Meta also adjusted the llama’s quick guard. The Main Prompt Guard 2 (86m) model is excellent at sniffing these nasty jailbreak attempts and quick injections. Even more interesting, perhaps the introduction of a quick guard 22m.
Prompt Guard 2 22m is a much smaller, nippy version. Meta believes that it can reduce latency and calculate costs by up to 75% compared to larger models without sacrificing much power. For those who need a faster response or are on tight budgets, that’s a welcome addition.
But Meta is not just focused on AI builders. They are also looking at cyber defenders at the forefront of digital security. They have heard the call for better AI-powered tools to help fight cyberattacks and share some updates aimed at that.
Cybersec Eval 4 benchmark suite has been updated. This open source toolkit helps organizations understand how good AI systems are actually at security tasks. This latest version includes two new tools.
Cybersoc Eval: Built with the help of Cybersecurity expert Crowdstrike, this framework specifically measures how well AI works in a real security operations center (SOC) environment. It is designed to provide greater clarity in the effectiveness of AI in threat detection and response. The benchmark itself will be coming soon. AutopatchBench: This benchmark tests how good Llama and other AI are by automatically finding and pinning security holes in your code before bad guys can exploit them.

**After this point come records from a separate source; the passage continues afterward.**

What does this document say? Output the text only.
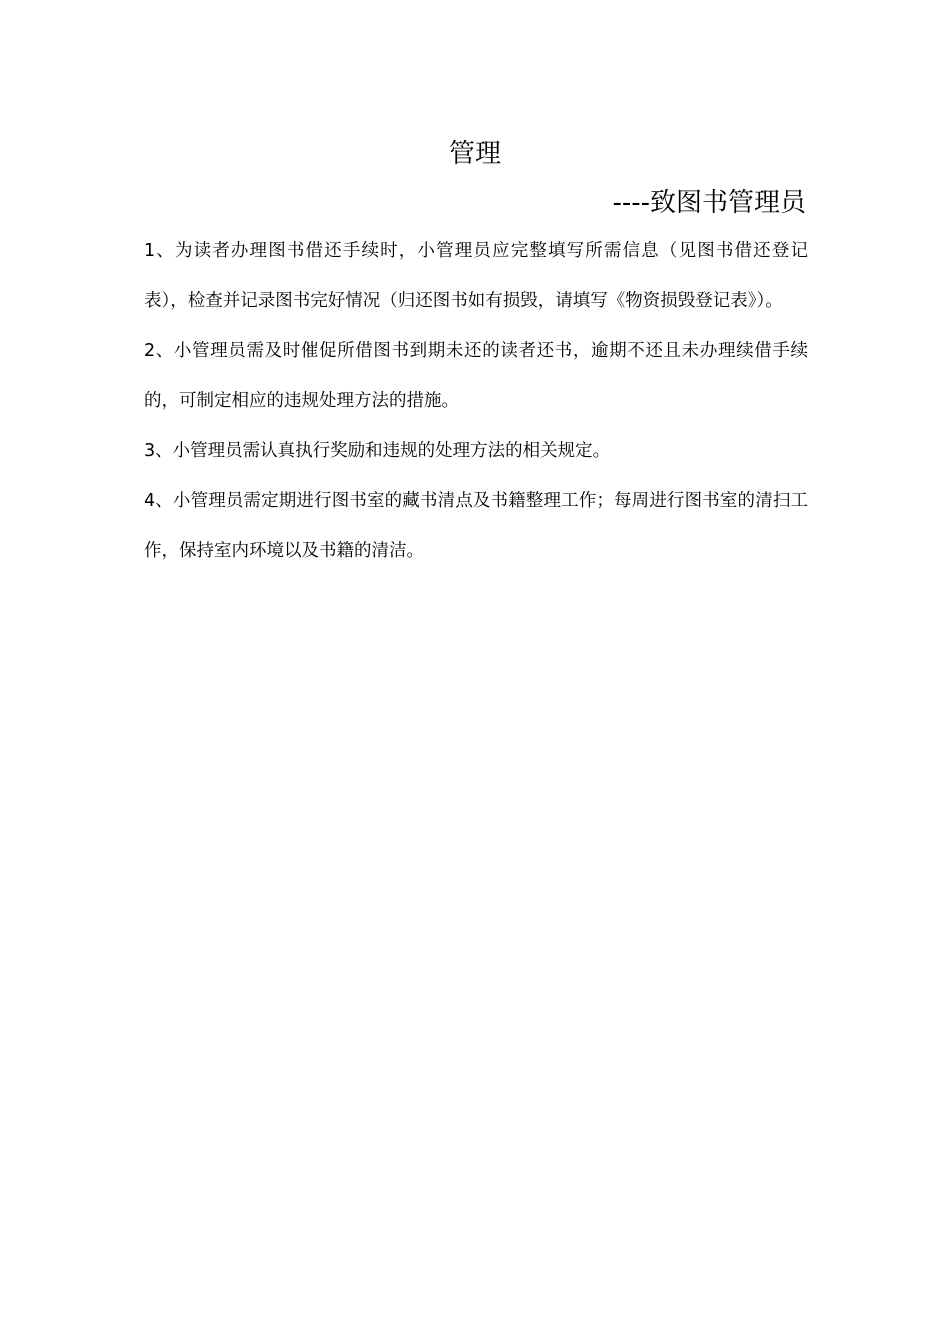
管理
----致图书管理员

1、为读者办理图书借还手续时，小管理员应完整填写所需信息（见图书借还登记表），检查并记录图书完好情况（归还图书如有损毁，请填写《物资损毁登记表》）。

2、小管理员需及时催促所借图书到期未还的读者还书，逾期不还且未办理续借手续的，可制定相应的违规处理方法的措施。

3、小管理员需认真执行奖励和违规的处理方法的相关规定。

4、小管理员需定期进行图书室的藏书清点及书籍整理工作；每周进行图书室的清扫工作，保持室内环境以及书籍的清洁。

To help put these types of tools into the hands of those who need it, Meta is launching the Rama Defender Program. This appears to be about giving partner companies and developers special access to the combination of AI solutions. Some open source, some early access, perhaps their own — all are directed towards a variety of security challenges.

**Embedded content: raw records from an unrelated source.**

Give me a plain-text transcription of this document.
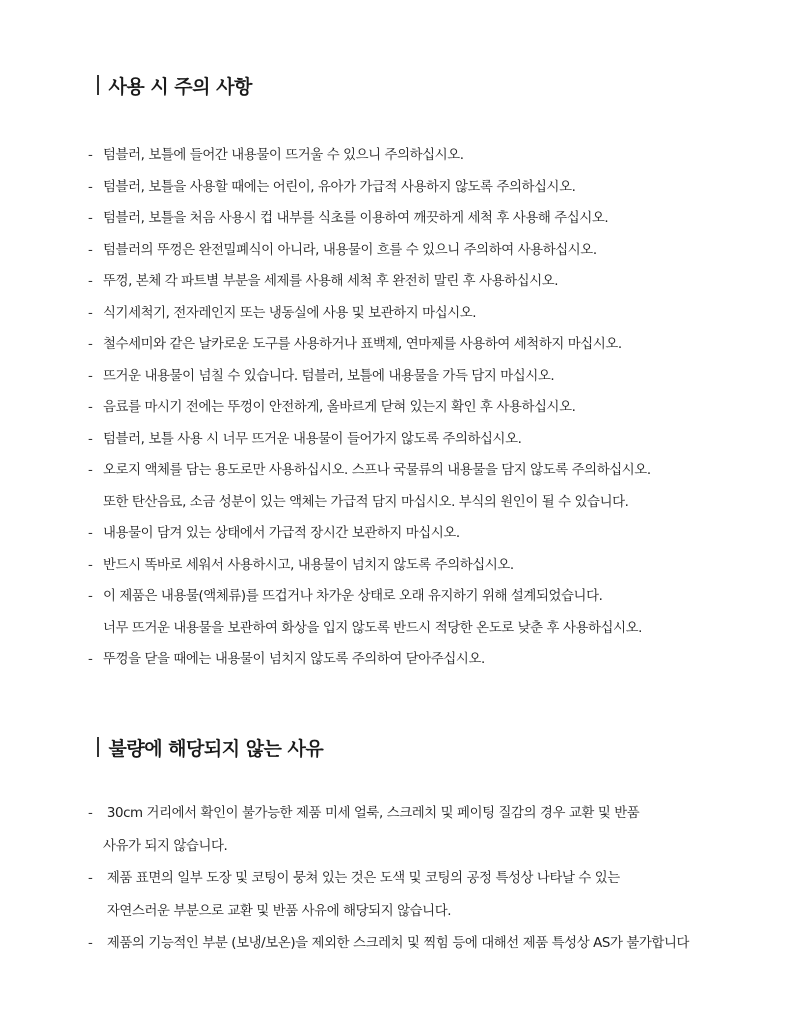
사용 시 주의 사항
- 텀블러, 보틀에 들어간 내용물이 뜨거울 수 있으니 주의하십시오.
- 텀블러, 보틀을 사용할 때에는 어린이, 유아가 가급적 사용하지 않도록 주의하십시오.
- 텀블러, 보틀을 처음 사용시 컵 내부를 식초를 이용하여 깨끗하게 세척 후 사용해 주십시오.
- 텀블러의 뚜껑은 완전밀폐식이 아니라, 내용물이 흐를 수 있으니 주의하여 사용하십시오.
- 뚜껑, 본체 각 파트별 부분을 세제를 사용해 세척 후 완전히 말린 후 사용하십시오.
- 식기세척기, 전자레인지 또는 냉동실에 사용 및 보관하지 마십시오.
- 철수세미와 같은 날카로운 도구를 사용하거나 표백제, 연마제를 사용하여 세척하지 마십시오.
- 뜨거운 내용물이 넘칠 수 있습니다. 텀블러, 보틀에 내용물을 가득 담지 마십시오.
- 음료를 마시기 전에는 뚜껑이 안전하게, 올바르게 닫혀 있는지 확인 후 사용하십시오.
- 텀블러, 보틀 사용 시 너무 뜨거운 내용물이 들어가지 않도록 주의하십시오.
- 오로지 액체를 담는 용도로만 사용하십시오. 스프나 국물류의 내용물을 담지 않도록 주의하십시오.
또한 탄산음료, 소금 성분이 있는 액체는 가급적 담지 마십시오. 부식의 원인이 될 수 있습니다.
- 내용물이 담겨 있는 상태에서 가급적 장시간 보관하지 마십시오.
- 반드시 똑바로 세워서 사용하시고, 내용물이 넘치지 않도록 주의하십시오.
- 이 제품은 내용물(액체류)를 뜨겁거나 차가운 상태로 오래 유지하기 위해 설계되었습니다.
너무 뜨거운 내용물을 보관하여 화상을 입지 않도록 반드시 적당한 온도로 낮춘 후 사용하십시오.
- 뚜껑을 닫을 때에는 내용물이 넘치지 않도록 주의하여 닫아주십시오.
불량에 해당되지 않는 사유
- 30cm 거리에서 확인이 불가능한 제품 미세 얼룩, 스크레치 및 페이팅 질감의 경우 교환 및 반품
사유가 되지 않습니다.
- 제품 표면의 일부 도장 및 코팅이 뭉쳐 있는 것은 도색 및 코팅의 공정 특성상 나타날 수 있는
자연스러운 부분으로 교환 및 반품 사유에 해당되지 않습니다.
- 제품의 기능적인 부분 (보냉/보온)을 제외한 스크레치 및 찍힘 등에 대해선 제품 특성상 AS가 불가합니다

As part of this, Meta shares an internally used AI security tool: an automated, sensitive document classification tool. Automatically slaps security labels for documents within your organization. why? It is located in leaky areas to prevent sensitive information from coming out the door or accidentally being fed into the AI system (like RAG setups).
It also tackles the issue of fake audio generated by AI and is increasingly used in scams. Llama Generated Audio Detectors and Llama Audio Watermark Detectors are shared with partners to help them find voices generated by AI in potential phishing calls or fraud attempts. Companies like Zendesk, Bell Canada, and AT&T are already lined up to integrate these.
Finally, Meta peeked out at private processing, which is potentially huge for the privacy of its users. This is a new technology we are working on for WhatsApp. The idea is to help AI to summarise unread messages and draft replies, but meta and WhatsApp can’t read the content of those messages.
Meta is very open about the security side, publishing threat models and inviting security researchers to drill holes before the architecture is published. It’s a sign they know that their privacy aspects need to be right.
Overall, it is a broad announcement of AI security from META. They are clearly trying to put serious muscles in order to ensure the AI they build, while also providing better tools to safely build and effectively defend the wider tech community.
See: The Amazing Rise of AI-powered Scams: Microsoft reveals $4 billion in thwarting fraud
Want to learn more about AI and big data from industry leaders? Check out the AI & Big Data Expo in Amsterdam, California and London. The comprehensive event will be held in collaboration with other major events, including the Intelligent Automation Conference, Blockx, Digital Transformation Week, and Cyber Security & Cloud Expo.
Check out other upcoming Enterprise Technology events and webinars with TechForge here.